IFN- γ is a soluble cytokine in type Ⅱ class of interferons and critical for innate and adaptive immunity against infections. IFN- γ inducibility was predicted by IFNepitope identifying MHC class Ⅱ binders that can activate IFN- γ inducing T-helper cells (34). As shown in Table 3, 2 or 3 epitopes of each vaccine constructs were predicted to be inducible for IFN- γ. Most of the constructs had similar level of IFN- γ inducible for their epitopes, and HtsA showed relatively higher positivity for IFN- γ inducing compared with other IRLP vaccines. Taken together, all of the multi-epitope IRLP vaccines designed in the present study would be antigenic, non-allergenic, non-toxic, and IFN- γ inducible.

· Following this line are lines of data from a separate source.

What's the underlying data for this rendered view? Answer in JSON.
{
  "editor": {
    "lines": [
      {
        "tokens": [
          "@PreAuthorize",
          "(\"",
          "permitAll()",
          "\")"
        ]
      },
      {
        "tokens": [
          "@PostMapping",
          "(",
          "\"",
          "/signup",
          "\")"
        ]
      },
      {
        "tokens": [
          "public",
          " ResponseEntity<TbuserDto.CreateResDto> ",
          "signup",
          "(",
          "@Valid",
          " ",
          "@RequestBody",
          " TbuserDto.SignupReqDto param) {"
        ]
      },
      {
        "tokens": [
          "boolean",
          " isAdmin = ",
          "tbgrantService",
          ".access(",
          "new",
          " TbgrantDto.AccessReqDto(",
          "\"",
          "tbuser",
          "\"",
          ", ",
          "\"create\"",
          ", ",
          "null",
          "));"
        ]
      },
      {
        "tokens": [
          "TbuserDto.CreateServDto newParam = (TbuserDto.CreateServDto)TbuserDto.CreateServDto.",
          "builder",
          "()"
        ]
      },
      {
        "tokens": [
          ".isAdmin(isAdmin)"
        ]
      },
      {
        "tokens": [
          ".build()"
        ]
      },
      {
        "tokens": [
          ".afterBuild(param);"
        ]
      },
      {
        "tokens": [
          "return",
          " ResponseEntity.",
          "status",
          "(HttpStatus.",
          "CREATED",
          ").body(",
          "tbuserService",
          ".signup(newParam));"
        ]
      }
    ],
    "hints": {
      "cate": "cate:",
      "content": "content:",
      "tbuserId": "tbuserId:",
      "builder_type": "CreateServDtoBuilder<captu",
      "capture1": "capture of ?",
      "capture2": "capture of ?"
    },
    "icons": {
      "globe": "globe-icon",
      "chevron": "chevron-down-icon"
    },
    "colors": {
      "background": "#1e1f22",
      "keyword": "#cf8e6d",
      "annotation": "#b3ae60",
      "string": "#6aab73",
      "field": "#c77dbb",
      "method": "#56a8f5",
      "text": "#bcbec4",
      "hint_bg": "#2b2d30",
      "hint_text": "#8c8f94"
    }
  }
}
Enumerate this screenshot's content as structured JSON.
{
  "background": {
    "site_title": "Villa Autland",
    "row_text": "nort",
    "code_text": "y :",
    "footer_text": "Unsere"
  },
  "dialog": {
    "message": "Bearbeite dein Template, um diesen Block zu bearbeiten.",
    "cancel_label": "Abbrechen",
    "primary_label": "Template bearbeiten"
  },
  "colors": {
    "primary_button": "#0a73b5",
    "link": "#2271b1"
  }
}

The immunogenic profile of the multi-epitope vaccines was simulated by the C-IMMSIM server shown in Figs. 2, 3, 4, 5, 6. The immune simulation results showed that the secondary and tertiary immune responses were more immunogenic than the primary one. For specific subclasses of antibodies, SstD, HtsA, and SitC vaccines showed a potently higher IgM production than IsdE or SitC vaccine constructs, although production profile of other types of antibodies was similar. In general, IgM is known as the primary antibody produced during an initial antigen challenge. Upon subsequent antigen exposure, IgG is highly expressed undergoing isotype switching. It is noted that the immune simulator predicted higher production of IgM in the secondary and tertiary immune responses compared to the IgG1 production, requiring further validation of the in silico immune simulation results. Total B cell counts increased during the secondary and tertiary immune responses, while the rise in B cells was more remarkable for IsdE and SirA vaccines. T-helper cell population and cytokines levels similarly increased among the five vaccine constructs, except that the immunoregulatory interleukin-2 (IL-2) level was lower in SstD and HtsA. These immune response profiles demonstrate that the clearance of antigen and development of immune responses by the IRLPs vaccines are expected.

TLR2 associated with TLR1 recognizes microbial lipoproteins and lipopeptides, inducing strong proinflammatory signals in macrophages (41). TLR1-TLR2 as lipopeptide receptors and vaccine peptides as ligands were docked using the PatchDock server. TLR1-TLR2 proteins have characteristic horseshoe-like structures with parallel β-strands and usually the lipopeptide-binding site is located in the concave surfaces of the horseshoe-like structures (38). The best models of each IRLPs vaccine ligands were demonstrated by the PatchDock and FireDock servers with various range of global energy (kCal·Mol^-1) by the ascending order: -10.01 for IsdE, -0.52 for SirA, 2.29 for HtsA, 3.54 for SstD, and 13.53 for SitC (Fig. 7). While IsdE vaccine peptide showed the lowest global energy for binding, SitC had the largest positive energy. These results suggest that the IRLPs-originated multi-epitope vaccines would have different binding affinity and possible immune stimulation efficacy via TLR2 except for SitC.